在 MPII Human Pose 数据集上训练 Keras 分类器答案

【问题标题】：Training a Keras classifier on MPII Human Pose dataset在 MPII Human Pose 数据集上训练 Keras 分类器
【发布时间】：2018-08-08 13:34:29
【问题描述】：

我正在尝试使用 MPII 人体姿势数据集（找到 here）在 Keras 中训练神经网络。默认情况下，数据集采用 MATLAB 格式，但我使用 scipy.io.loadmat 将其加载到 Numpy 数组中。但是，我无法理解这产生的对象 - 它似乎包含一个名为 'RELEASE' 的键和数据集的注释作为值。我的问题是我不知道如何访问数据集并将其拆分为注释。

非常感谢您对这个问题的帮助。

【问题讨论】：

标签： python machine-learning keras computer-vision

【解决方案1】：

MPII 数据 annotations.mat 文件来自 matlab，它是 matlab 中的结构类型，所以如果你想使用 scipy.io.loadmat 处理它，你应该添加这样的参数：

matph = './mpii_human_pose_v1_u12_1.mat'
mat = sio.loadmat(matph, struct_as_record=False) # add here

让我们打印垫子：

{'RELEASE': array([[<scipy.io.matlab.mio5_params.mat_struct object at 0x7f7b0ba51790>]],
  dtype=object), '__version__': '1.0', '__header__': 'MATLAB 5.0 MAT-file, Platform: GLNXA64, Created on: Tue Sep 23 22:09:02 2014', '__globals__': []}

它是一个字典，所以我们得到它的值：

release = mat['RELEASE']

让我们打印发布的一些属性：

print(release, type(release), release.shape)
(array([[<scipy.io.matlab.mio5_params.mat_struct object at 0x7fd407de1790>]],
      dtype=object), <type 'numpy.ndarray'>, (1, 1))
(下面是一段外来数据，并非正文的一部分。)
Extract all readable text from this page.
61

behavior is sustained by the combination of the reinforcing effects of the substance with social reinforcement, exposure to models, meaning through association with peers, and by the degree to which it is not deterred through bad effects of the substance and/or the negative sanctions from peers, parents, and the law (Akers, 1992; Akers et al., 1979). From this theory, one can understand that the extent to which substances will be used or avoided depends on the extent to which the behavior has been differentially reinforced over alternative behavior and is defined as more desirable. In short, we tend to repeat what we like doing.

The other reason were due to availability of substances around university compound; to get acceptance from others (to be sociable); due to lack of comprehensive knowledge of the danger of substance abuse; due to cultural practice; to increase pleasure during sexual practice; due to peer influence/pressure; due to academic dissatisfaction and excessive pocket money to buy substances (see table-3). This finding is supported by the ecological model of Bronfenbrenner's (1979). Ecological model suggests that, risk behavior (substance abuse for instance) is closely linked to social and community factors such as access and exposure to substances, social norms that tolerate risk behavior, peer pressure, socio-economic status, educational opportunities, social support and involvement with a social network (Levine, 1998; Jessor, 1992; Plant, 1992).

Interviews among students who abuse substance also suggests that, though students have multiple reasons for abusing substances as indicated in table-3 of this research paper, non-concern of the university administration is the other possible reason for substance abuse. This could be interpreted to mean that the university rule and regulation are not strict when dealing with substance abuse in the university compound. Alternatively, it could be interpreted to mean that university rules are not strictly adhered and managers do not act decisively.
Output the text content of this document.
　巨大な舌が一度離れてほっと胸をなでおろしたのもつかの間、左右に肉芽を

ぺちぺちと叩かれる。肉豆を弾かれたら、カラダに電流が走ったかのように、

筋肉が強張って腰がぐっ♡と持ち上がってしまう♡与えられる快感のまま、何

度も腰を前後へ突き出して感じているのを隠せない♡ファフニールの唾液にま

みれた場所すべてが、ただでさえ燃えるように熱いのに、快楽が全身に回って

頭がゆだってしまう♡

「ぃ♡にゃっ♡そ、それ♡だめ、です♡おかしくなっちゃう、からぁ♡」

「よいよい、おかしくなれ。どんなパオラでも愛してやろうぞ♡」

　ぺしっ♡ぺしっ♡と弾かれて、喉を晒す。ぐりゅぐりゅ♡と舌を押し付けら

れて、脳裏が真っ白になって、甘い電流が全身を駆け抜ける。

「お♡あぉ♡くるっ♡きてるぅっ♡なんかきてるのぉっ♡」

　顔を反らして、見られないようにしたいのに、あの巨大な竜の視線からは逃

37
release是一个数组，其元素是scipy.io.matlab.mio5_params.mat_struct对象，这里我们可以使用对象的两种方法：__dict__和_fieldnames这样：

object1 = release[0,0]
print(object1._fieldnames)
['annolist', 'img_train', 'version', 'single_person', 'act', 'video_list']
annolist = object1.__dict__['annolist']
print(annolist, type(annolist), annolist.shape)
(array([[<scipy.io.matlab.mio5_params.mat_struct object at 0x7fd407de1810>,
        <scipy.io.matlab.mio5_params.mat_struct object at 0x7fd407de1850>,
        <scipy.io.matlab.mio5_params.mat_struct object at 0x7fd407de1910>,
        ...,
        <scipy.io.matlab.mio5_params.mat_struct object at 0x7fd3db7f1710>,
        <scipy.io.matlab.mio5_params.mat_struct object at 0x7fd3db7f1c50>,
        <scipy.io.matlab.mio5_params.mat_struct object at 0x7fd3db794490>]],
      dtype=object), <type 'numpy.ndarray'>, (1, 24987))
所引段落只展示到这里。